I feel sick. So sick. The night on Mount Greylock replays on me in stormy flashes. Slade and I went there to fight the Furies and recover the verdan plant. When the Furies tried to kill Slade, they discovered that his blood contains Valkyrie power from the feather I used to heal him. That was when he told me that his brother was killed by a woman with wings. It had to be my mother, a fact that kills me, gripping my stomach like claws. When Gareth showed up and tried to kill us, I had to reveal my wings to save us. Now, Slade knows what I am. He knows I’m Valkyrie.
He also knows that I bonded with him. That I love him. And… he knows how to kill me. I offered him the Keres ring and he refused to take it. That was when he told me to go and never look back.
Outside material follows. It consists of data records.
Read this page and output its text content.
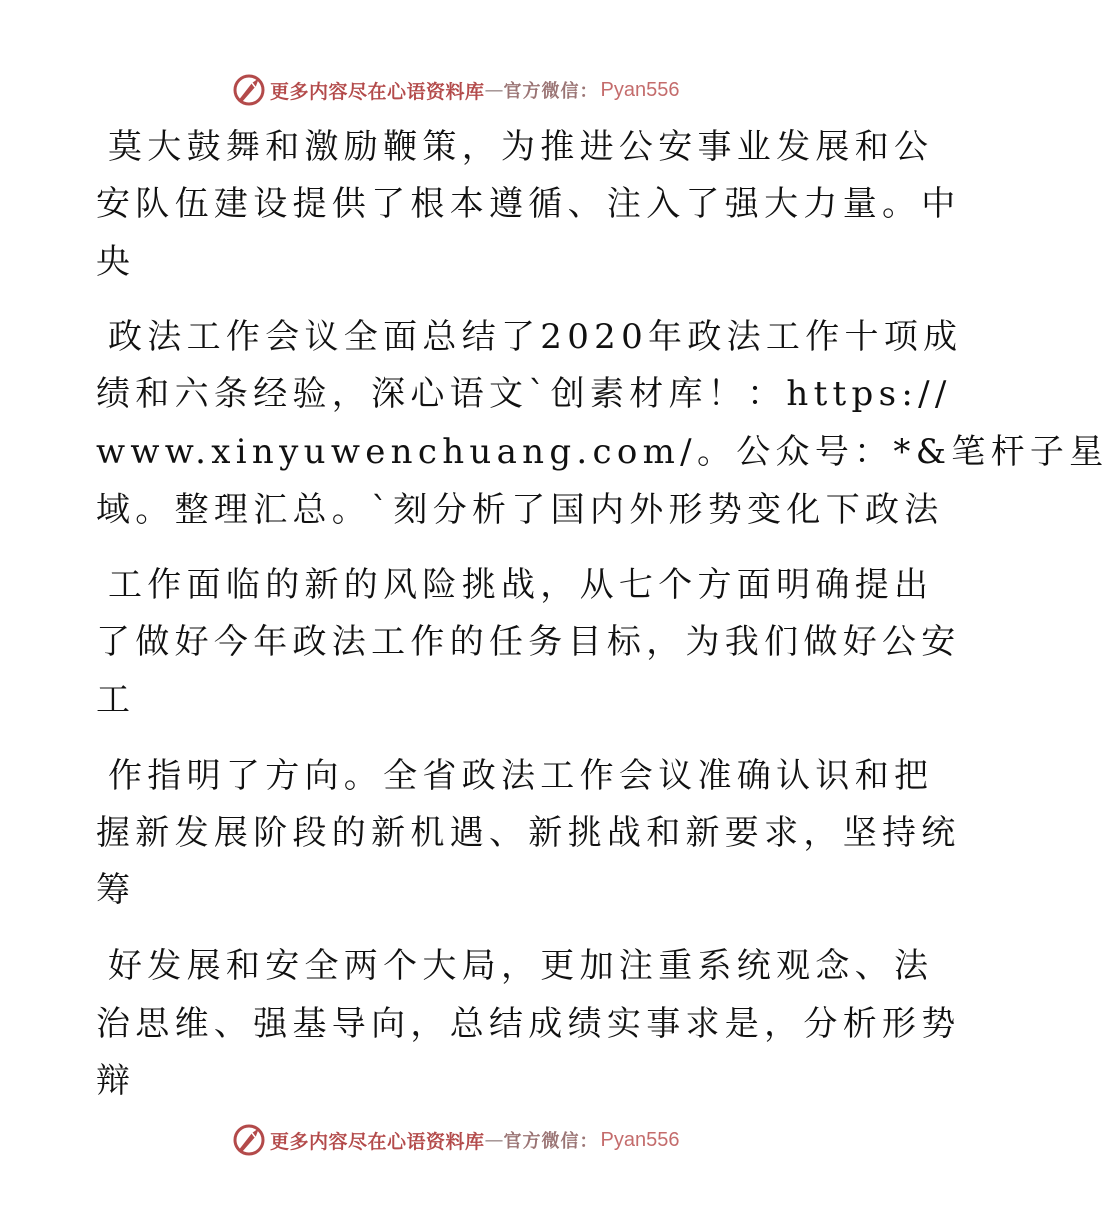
更多内容尽在心语资料库 — 官方微信： Pyan556
莫大鼓舞和激励鞭策，为推进公安事业发展和公
安队伍建设提供了根本遵循、注入了强大力量。中
央
政法工作会议全面总结了2020年政法工作十项成
绩和六条经验，深心语文`创素材库！：https://
www.xinyuwenchuang.com/。公众号：*&笔杆子星
域。整理汇总。`刻分析了国内外形势变化下政法
工作面临的新的风险挑战，从七个方面明确提出
了做好今年政法工作的任务目标，为我们做好公安
工
作指明了方向。全省政法工作会议准确认识和把
握新发展阶段的新机遇、新挑战和新要求，坚持统
筹
好发展和安全两个大局，更加注重系统观念、法
治思维、强基导向，总结成绩实事求是，分析形势
辩
更多内容尽在心语资料库 — 官方微信： Pyan556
I wipe my mouth, gripping the edge of the sink so hard I’m in danger of cracking it. To bond and then leave is agony. I need to process the pain now or it will fester and tear me apart. Unable to scream, I wobble from one side of the small space to the next, my head in my hands. I finally sway into the stream of water inside the shower, fully clothed.
The dress plasters against my skin but I let the water run cold, standing beneath the needlesharp spray until I’m shivering. I welcome the numbing pain. I need to forget the feeling of Slade’s body next to mine, the intense need to be near him again. If I can do that, if I can block it out, bury it, then I can move on. I’ll never be the same, but I’ll be able to function. Over time, the pain will fade. It has to. I drag off the wet dress and my underwear, emerge from the shower, and wrap a towel around myself, creeping back into the bedroom. Retrieving the key to my trunk from a hidden compartment at the side, I quietly swing it open. This wooden box contains everything I own—other than Mom’s money, which is tucked away in multiple bank accounts.
My fingertips brush the surface of Mom’s ledger where it rests on top of my clothing. I can’t read it—only she could—but it’s my last connection with her. Ah, my own clothes. I pull out a pair of comfortable pajamas. I’m too tired to make it back to the bathroom. I cast a furtive glance at the sleeping man in the corner before I drop the towel where I stand. I dress quickly and slide into the bed he vacated. The sharp scents of gunpowder and vodka fill my nose.